6. The method as claimed in claim 2, wherein converting the Mel-spectrum into speech to obtain the speech corresponding to the target text comprises:
performing an inverse Fourier transform on the Mel-spectrum through a vocoder to convert the Mel-spectrum into a speech waveform signal in a time domain to obtain the speech.
7. The method as claimed in claim 3, wherein converting the Mel-spectrum into speech to obtain the speech corresponding to the target text comprises:
performing an inverse Fourier transform on the Mel-spectrum through a vocoder to convert the Mel-spectrum into a speech waveform signal in a time domain to obtain the speech.
8. A computer device, comprising:
a memory, a processor, and a computer program stored in the memory and capable of running on the processor, wherein the computer program, when executed by the processor, causes the processor to implement:
obtaining target text to be recognized;
discretely characterizing each character in the target text to generate a feature vector corresponding to each character;
inputting the feature vector into a pre-trained spectrum conversion model to obtain a Mel-spectrum corresponding to each character in the target text output by the spectrum conversion model; and
converting the Mel-spectrum into speech to obtain speech corresponding to the target text.

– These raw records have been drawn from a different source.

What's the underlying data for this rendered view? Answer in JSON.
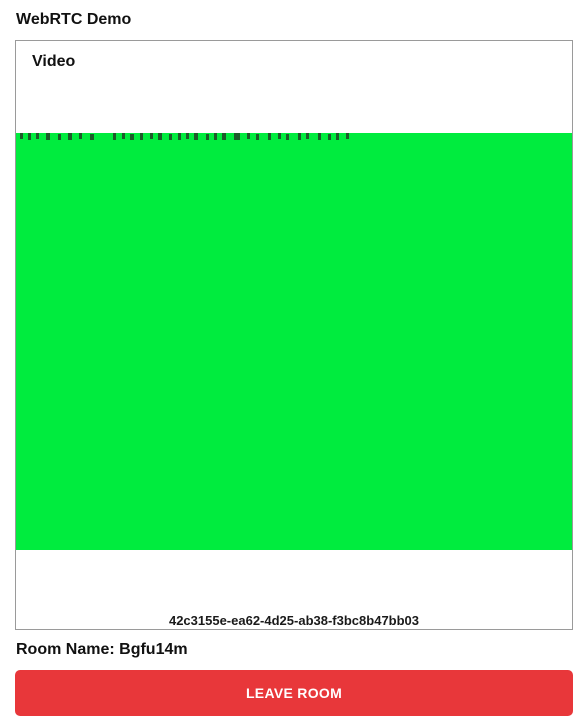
{
  "app": {
    "title": "WebRTC Demo"
  },
  "video_panel": {
    "heading": "Video",
    "participant_id": "42c3155e-ea62-4d25-ab38-f3bc8b47bb03",
    "stream_color": "#00ec3e"
  },
  "room": {
    "label": "Room Name:",
    "name": "Bgfu14m"
  },
  "actions": {
    "leave_label": "LEAVE ROOM",
    "leave_color": "#e8373a"
  }
}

9. The computer device as claimed in claim 8, wherein the computer program, when executed by the processor, further causes the processor to implement: before inputting the feature vector into the pre-trained spectrum conversion model to obtain the Mel-spectrum corresponding to each character in the target text output by the spectrum conversion model:
obtaining a preset number of training text and matching speech corresponding to the training text;
discretely characterizing the training text to obtain a feature vector corresponding to each character in the training text;
inputting the feature vector corresponding to each character in the training text into a spectrum conversion model to be trained to obtain a Mel-spectrum output by the spectrum conversion model to be trained; and
when an error between the Mel-spectrum output by the spectrum conversion model to be trained and a Mel-spectrum corresponding to the matching speech is less than or equal to a preset threshold, obtaining the trained spectrum conversion model.
10. The computer device as claimed in claim 9, wherein to implement inputting the feature vector corresponding to each character in the training text into the spectrum conversion model to be trained to obtain the Mel-spectrum output by the spectrum conversion model to be trained, the computer program, when executed by the processor, causes the processor to implement:
coding the training text through the spectrum conversion model to be trained to obtain a hidden state sequence corresponding to the training text, wherein the hidden state sequence comprises at least two hidden nodes;
according to a weight of a hidden node corresponding to each character, weighting the hidden node to obtain a semantic vector corresponding to each character in the training text; and
decoding the semantic vector corresponding to each character, and outputting the Mel-spectrum corresponding to each character.
11. The computer device as claimed in claim 9, wherein the computer program, when executed by the processor, further causes the processor to implement: after inputting the feature vector corresponding to each character in the training text into the spectrum conversion model to be trained to obtain the Mel-spectrum output by the spectrum conversion model to be trained:
when the error between the Mel-spectrum output by the spectrum conversion model to be trained and the Mel-spectrum corresponding to the matching speech is greater than the preset threshold, updating the weight of each hidden node;
weighting the hidden node whose weight is updated to obtain a semantic vector corresponding to each character in the training text;
decoding the semantic vector corresponding to each character, and outputting the Mel-spectrum corresponding to each character; and
when the error between the Mel-spectrum corresponding to each character and the Mel-spectrum corresponding to the matching speech is less than or equal to the preset threshold, stopping the updating the weight of each hidden node, and obtaining the trained spectrum conversion model.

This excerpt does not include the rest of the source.